Aviva Endean
Moths & Stars



So much experimental sound art can go one of two ways: things end up gloriously, with the listener swept away to an unknown land full of intrigue and delight, or – and this happens more often than not – everything falls apart, leaving you with nothing but painfully self-obsessed nonsense. It can often feel like there really is no middle ground.

Thankfully, Aviva Endean has proven time and time again that she is an expert of the aural adventure. Moths & Stars, her second solo album, masterfully walks the tightrope between indulgence and weirdness, resulting in a suite of deeply effective soundscapes that trouble and excite in equal measure. 

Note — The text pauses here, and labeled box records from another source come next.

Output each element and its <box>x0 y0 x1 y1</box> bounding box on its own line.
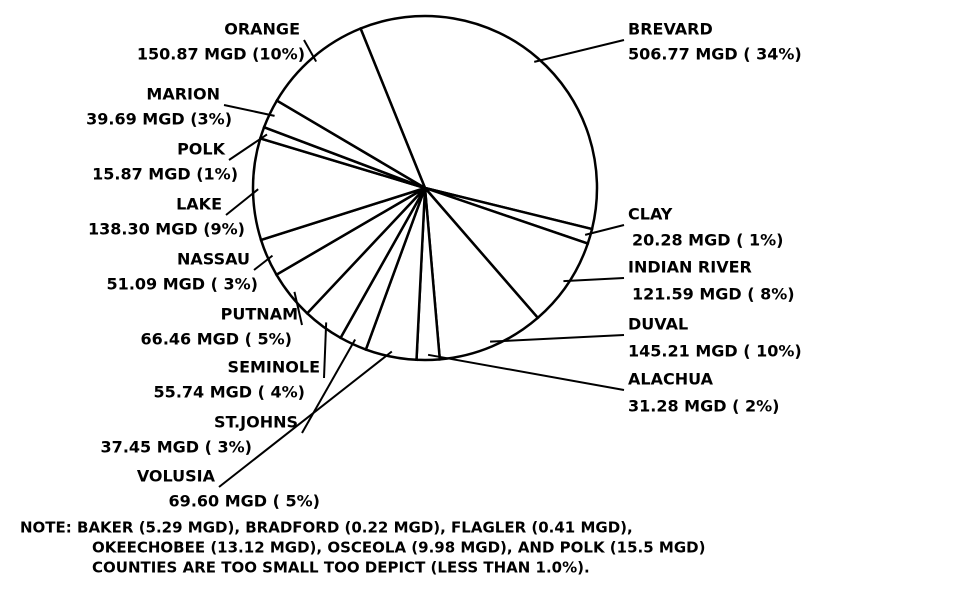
leader-line <box>223 104 275 117</box>
slice-label: PUTNAM <box>221 305 298 324</box>
slice-value-label: 39.69 MGD (3%) <box>86 110 232 129</box>
slice-label: ALACHUA <box>628 370 714 389</box>
pie-slice <box>358 14 599 231</box>
slice-value-label: 150.87 MGD (10%) <box>137 45 305 64</box>
pie-slice <box>251 136 430 242</box>
pie-slice <box>423 184 540 361</box>
slice-value-label: 66.46 MGD ( 5%) <box>141 330 292 349</box>
slice-label: ORANGE <box>224 20 300 39</box>
slice-label: DUVAL <box>628 315 688 334</box>
leader-line <box>293 291 303 326</box>
leader-line <box>218 350 393 488</box>
pie-slice <box>421 185 590 320</box>
slice-value-label: 51.09 MGD ( 3%) <box>107 275 258 294</box>
leader-line <box>253 254 274 271</box>
leader-line <box>225 188 259 216</box>
leader-line <box>228 133 268 161</box>
leader-line <box>303 39 318 63</box>
note: NOTE: BAKER (5.29 MGD), BRADFORD (0.22 M… <box>20 519 633 537</box>
leader-line <box>427 353 625 391</box>
slice-label: NASSAU <box>177 250 250 269</box>
leader-line <box>301 339 357 434</box>
slice-label: POLK <box>177 140 226 159</box>
slice-value-label: 55.74 MGD ( 4%) <box>154 383 305 402</box>
slice-label: VOLUSIA <box>137 467 216 486</box>
slice-label: BREVARD <box>628 20 713 39</box>
slice-value-label: 121.59 MGD ( 8%) <box>632 285 795 304</box>
slice-value-label: 69.60 MGD ( 5%) <box>169 492 320 511</box>
slice-value-label: 15.87 MGD (1%) <box>92 165 238 184</box>
leader-line <box>490 334 625 343</box>
slice-label: ST.JOHNS <box>214 413 298 432</box>
slice-value-label: 31.28 MGD ( 2%) <box>628 397 779 416</box>
leader-line <box>323 322 328 379</box>
slice-value-label: 145.21 MGD ( 10%) <box>628 342 802 361</box>
slice-label: MARION <box>146 85 220 104</box>
slice-label: INDIAN RIVER <box>628 258 752 277</box>
slice-value-label: 506.77 MGD ( 34%) <box>628 45 802 64</box>
note: OKEECHOBEE (13.12 MGD), OSCEOLA (9.98 MG… <box>92 539 705 557</box>
leader-line <box>584 224 625 236</box>
leader-line <box>534 39 625 63</box>
leader-line <box>563 277 625 283</box>
slice-label: LAKE <box>176 195 222 214</box>
note: COUNTIES ARE TOO SMALL TOO DEPICT (LESS … <box>92 559 590 577</box>
slice-value-label: 20.28 MGD ( 1%) <box>632 231 783 250</box>
slice-label: SEMINOLE <box>228 358 320 377</box>
slice-value-label: 37.45 MGD ( 3%) <box>101 438 252 457</box>
slice-value-label: 138.30 MGD (9%) <box>88 220 245 239</box>
slice-label: CLAY <box>628 205 673 224</box>
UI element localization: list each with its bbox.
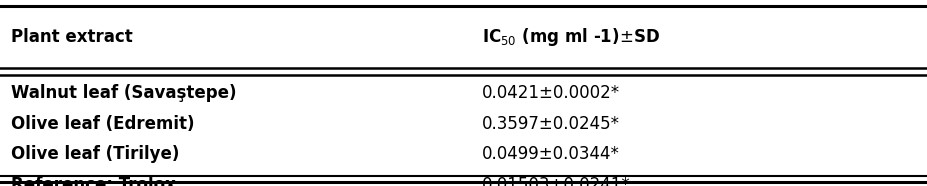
Text: Plant extract: Plant extract — [11, 28, 133, 46]
Text: 0.3597±0.0245*: 0.3597±0.0245* — [482, 115, 620, 133]
Text: 0.0421±0.0002*: 0.0421±0.0002* — [482, 84, 620, 102]
Text: Walnut leaf (Savaştepe): Walnut leaf (Savaştepe) — [11, 84, 236, 102]
Text: Reference: Trolox: Reference: Trolox — [11, 176, 176, 186]
Text: IC$_{50}$ (mg ml -1)$\pm$SD: IC$_{50}$ (mg ml -1)$\pm$SD — [482, 26, 660, 48]
Text: 0.01503±0.0241*: 0.01503±0.0241* — [482, 176, 630, 186]
Text: Olive leaf (Edremit): Olive leaf (Edremit) — [11, 115, 195, 133]
Text: Olive leaf (Tirilye): Olive leaf (Tirilye) — [11, 145, 180, 163]
Text: 0.0499±0.0344*: 0.0499±0.0344* — [482, 145, 620, 163]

The album masterfully melds together disparate sounds to create an unnerving feeling of dread. The heavy pipe breathing of opener ‘Between Islands’ creaks into life like an ancient spacecraft. The track is equal parts robotic and mystical, each mechanical whirr pushing you further and further into the abyss. Meanwhile, the sweeping murmurs of ‘Nightwork’ slowly transform from calming waves to something almost wasp-like, luring the listener in with a false sense of security before dumping them into the deepest, darkest unknown. 

This trick is repeated throughout. As soon as the listener finds solace in the soundscape, everything is turned on its head. The comforting hums of ‘Moths & Stars’ and ‘Same River, Twice’ slowly develop into ear-ringing terror with the click of a finger, reminding you that, in the world of Aviva Endean, you’re never far from danger.